Segundo a PF, as diligências incluíram coleta “representativa” de amostras produzidas e armazenadas nas unidades vistoriadas, que seguirão para análise químico sanitária. O objetivo é verificar legalidade e qualidade dos insumos, além de auditar a rastreabilidade.
A ação conjunta busca proteger o consumidor, prevenir riscos à saúde e assegurar que a produção de bebidas siga as normas legais e sanitárias vigentes. A PF afirmou, em nota, “que a iniciativa reforça o compromisso de fiscalização integrada com o MAPA”.
Surto de metanol e bebidas adulteradas
O reforço das fiscalizações ocorre após um surto de intoxicações por metanol ligado a bebidas destiladas falsificadas, com apreensões e interdições de bares e adegas em São Paulo e notificações também em Pernambuco. O Ministério da Saúde instalou sala de situação e determinou a notificação imediata dos casos. Até o momento, foram ao menos 59 suspeitas registradas nem todo o país (1 no DF, 5 em PE e 53 em SP). 11 já foram confirmadas com exames laboratoriais.
Em São Paulo, a Secretaria de Estado da Saúde emitiu alerta e publicou nota técnica com orientações clínicas.

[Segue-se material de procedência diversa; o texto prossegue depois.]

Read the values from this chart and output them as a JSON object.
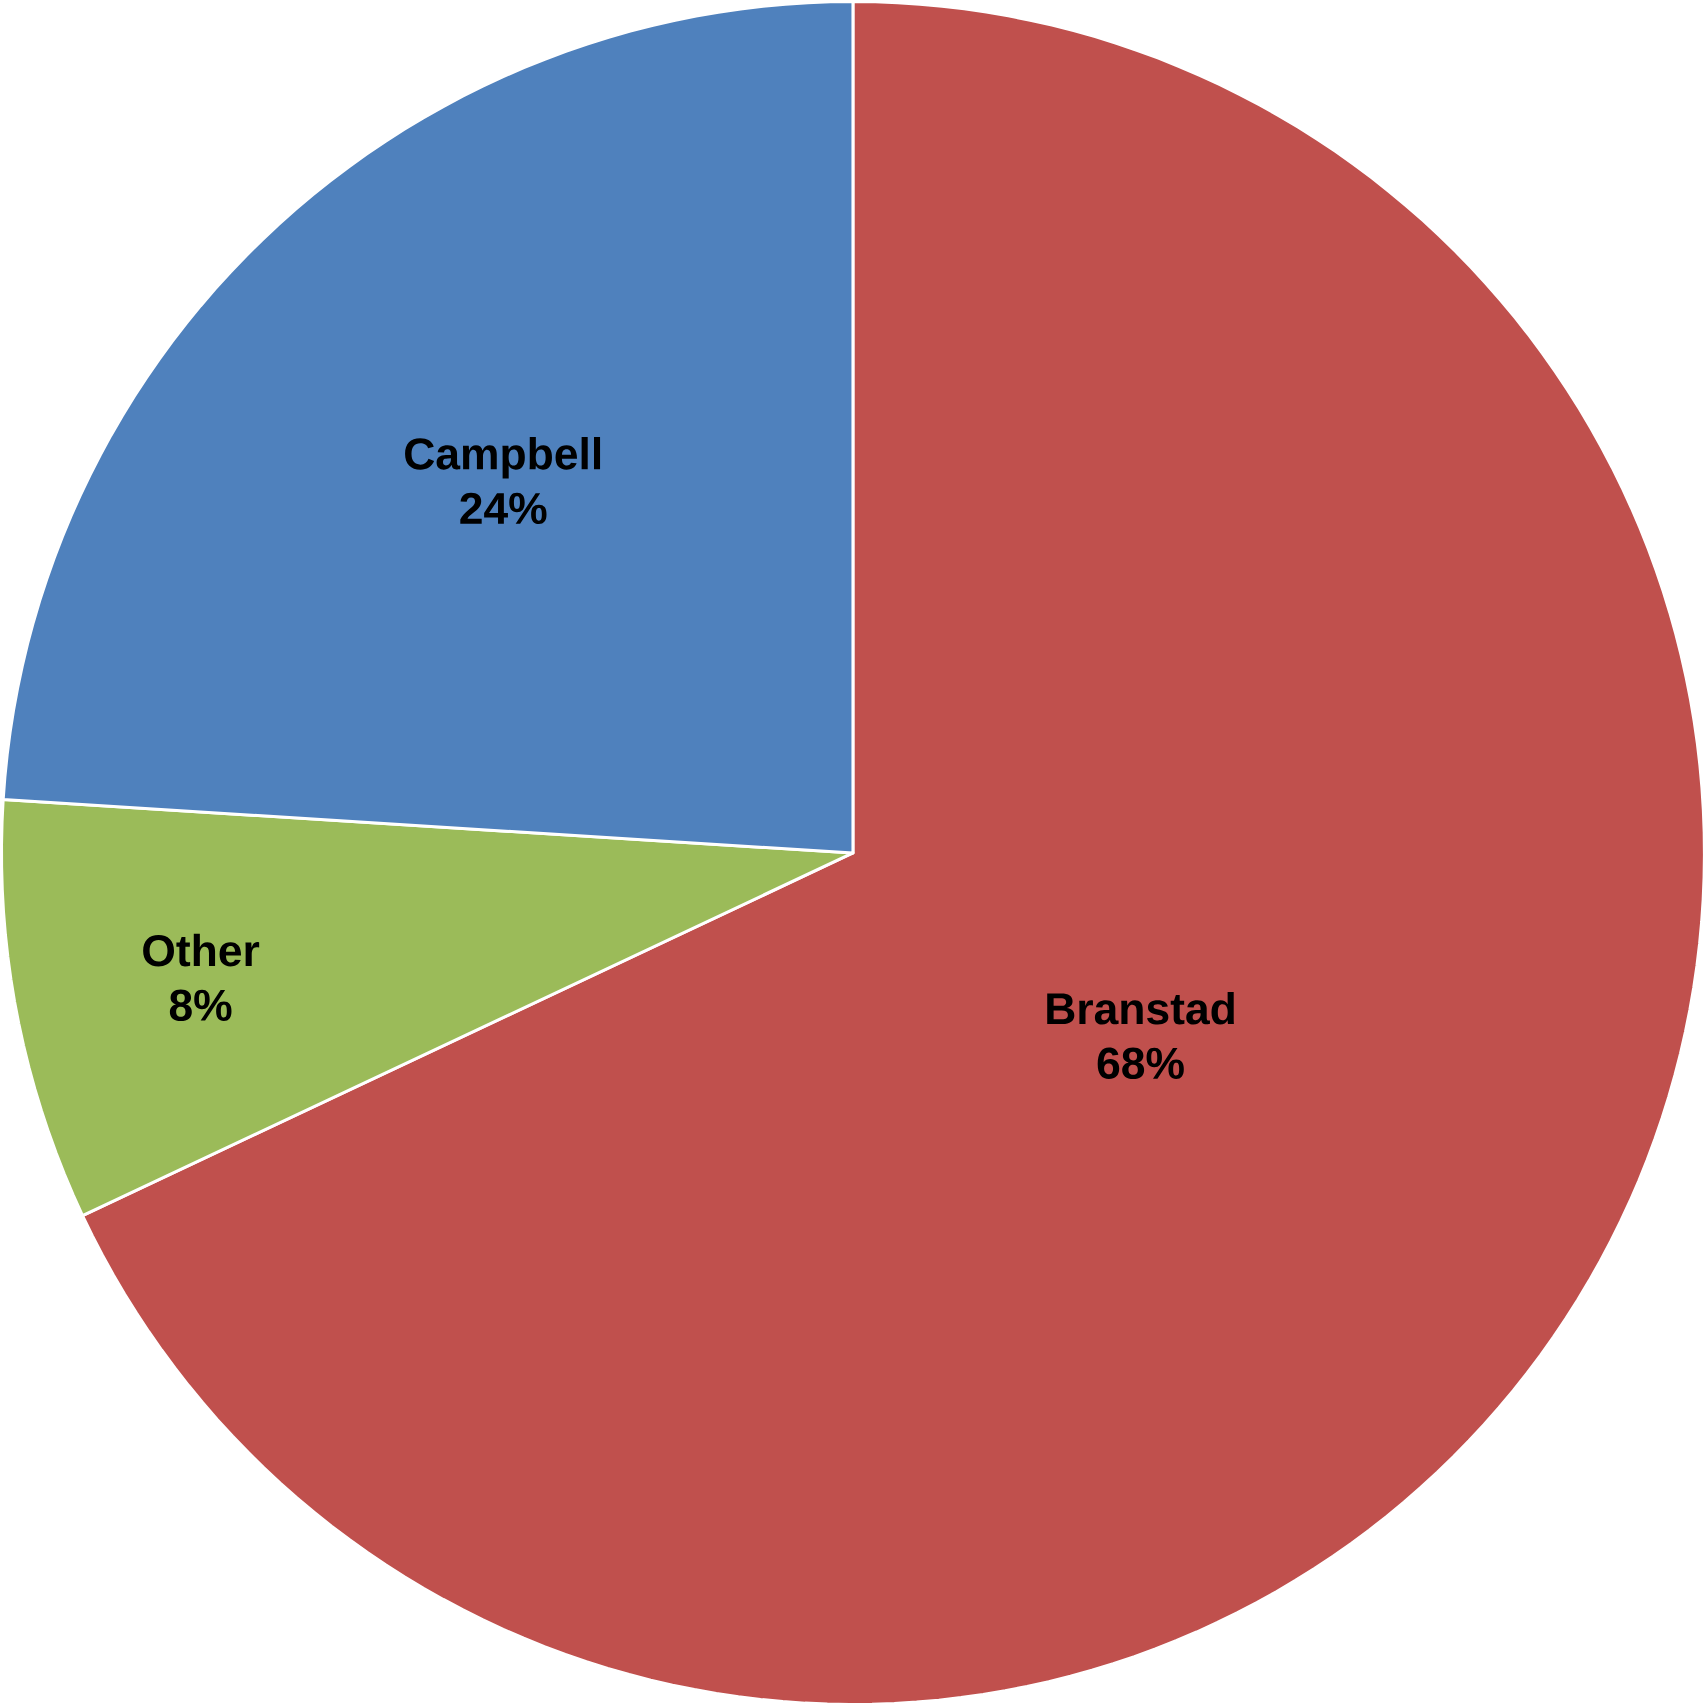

O governo estadual distribuiu antídoto, o etanol farmacêutico, à rede de saúde, enquanto ações municipais e estaduais interditaram estabelecimentos suspeitos de vender bebidas adulteradas.
Uma morte foi confirmada em São Paulo, e outras sete estão em investigação: duas em Pernambuco, nos municípios de João Alfredo e Lajedo; três na capital paulista; e duas em São Bernardo do Campo.
As amostras seguirão para laboratórios credenciados. As irregularidades encontradas podem resultar em medidas administrativas e criminais.